Am interessantesten in all diesen heiklen Situationen ist zweifellos das Verhältnis von Lilith und Eva zum Manne Adam. Nicht Eva war, wie in der Bibel berichtet wird, die erste, die "eigentliche" Frau Adams, sondern Lilith, obwohl die ja auch Adams Mutter war. Nur Adam und Lilith haben sich in sexueller Begierde einander genähert und sich frei vermählt, während Eva im Grunde von vornherein ein Teil Adams war, seine Rippe.

Adam macht sich immer wieder klar: Eva ist die wirklich Meine, sie ist Fleisch von meinem Fleisch und deshalb berechenbar, es läßt sich gut und gemütlich mit ihr leben. Aber der Stachel bleibt. Die "eigentliche" Sexualität, das wiklich freie Begehren richtet sich auf Lilith, des Teufels Großmutter. Adam weiß es, und Eva weiß es ebenfalls (und versucht deshalb nur allzu oft, sich in ihrer Aufmachung und in ihren Gesten der Lilith anzugleichen).

Die Kabbala, die diese Geschichte erzählt, ist ein hochmittelalterliches Corpus und teilt als solches voll die Sexfeindlichkeit der Epoche, nicht anders als das hochmittelalterliche Christentum. Es findet eine horrende, erbarmungslose Verketzerung der freien Liebe statt.

Der Mann, so wird gelehrt, ist von Gott mit Eva zusammengetan, hat mit ihr Kinder und lebt einzig mit ihr und ihren Kindern in der Gnade des Herrn. Doch seine frei schweifenden sexuellen Träume gelten Lilith, der Großmutter des Teufels. Er muß sein Begehren kaschieren, er muß den Pflichtsex mit Eva zum Minnesang, zur hohen Minne, sublimieren, aber der sexuelle Antrieb als solcher ist böse. Darüber kann er sich gar nicht früh genug Klarheit verschaffen, darüber kann er sich gar nicht früh genug beim Pastor, bzw. beim Rabbi Unterweisung abholen.

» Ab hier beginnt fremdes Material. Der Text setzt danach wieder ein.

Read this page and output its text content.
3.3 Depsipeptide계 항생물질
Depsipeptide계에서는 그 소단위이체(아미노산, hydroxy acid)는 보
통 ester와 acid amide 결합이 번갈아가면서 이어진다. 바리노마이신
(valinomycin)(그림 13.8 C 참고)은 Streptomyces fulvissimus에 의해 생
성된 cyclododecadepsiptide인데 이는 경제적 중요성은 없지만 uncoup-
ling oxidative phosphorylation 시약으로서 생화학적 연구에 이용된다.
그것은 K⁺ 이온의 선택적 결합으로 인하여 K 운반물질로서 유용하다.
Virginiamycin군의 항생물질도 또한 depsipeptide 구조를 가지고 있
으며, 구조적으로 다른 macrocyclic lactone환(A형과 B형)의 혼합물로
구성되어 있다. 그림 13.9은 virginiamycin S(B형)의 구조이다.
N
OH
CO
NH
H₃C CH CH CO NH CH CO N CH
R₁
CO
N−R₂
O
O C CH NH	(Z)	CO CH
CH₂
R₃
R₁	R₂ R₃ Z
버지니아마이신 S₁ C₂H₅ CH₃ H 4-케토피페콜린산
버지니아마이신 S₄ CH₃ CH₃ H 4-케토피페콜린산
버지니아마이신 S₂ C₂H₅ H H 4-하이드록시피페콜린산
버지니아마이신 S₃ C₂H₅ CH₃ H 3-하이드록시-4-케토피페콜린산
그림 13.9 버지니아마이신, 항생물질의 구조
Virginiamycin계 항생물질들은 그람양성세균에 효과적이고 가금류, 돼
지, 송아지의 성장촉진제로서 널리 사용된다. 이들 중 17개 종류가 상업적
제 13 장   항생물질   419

Die wenigen Lobpreiser der schweifenden Sexualität, die es in der Spätantike und im Mittelalter gab, wurden gnadenlos niedergebügelt. So Basilides, der daran erinnerte, daß doch Gott selbst aller Evidenz nach ein großer Sexprotz sei, "Gott Samenausstreuer", "Logos spermatikos". So der rätselhafte Apelles, von dem niemand weiß, woher er kam und der nun freilich die Sexualität frontal gegen den Schöpfergott in Stellung brachte.

Sex, Freude an der Sinnlichkeit, an der Leiblichkeit, meinte Apelles, seien nicht von Natur aus schlecht, der Schöpfer habe sie lediglich absichtlich vergiftet, als Dreck und Sünde hingestellt. Jesus Christus mußte kommen, um diesen "Fehler", dieses "Jahwe-Verbrechen", wieder gutzumachen. In seinem Zeichen werde es endlich möglich, die Liebe um ihrer selbst willen zu preisen und die Ehe als deren "Frucht", nicht als deren Aufhebung zu interpretieren.

Solche Lehren wurden, wie gesagt, niedergebügelt, verketzert, sekretiert, und natürlich sind wir spontan geneigt, unsere Sympathie und damit unsere Überzeugung dem Sekretierten zuzuwenden. Aber man sollte, findet Pankraz, auch der Kabbala und den Lilith-Erzählungen genau zuhören und sie ernst nehmen.

Mag sein, es geht nicht immer gleich darum, des Teufels Großmutter zu heiraten. Aber daß dem frei schweifenden Trieb etwas Zerstörerisches, zutiefst Assoziales innewohnt, das diszipliniert werden muß, steht ja auch in manchen neuzeitlichen Psychologiebüchern. Auch ist beileibe nicht jeder Spermatikos ein Logos.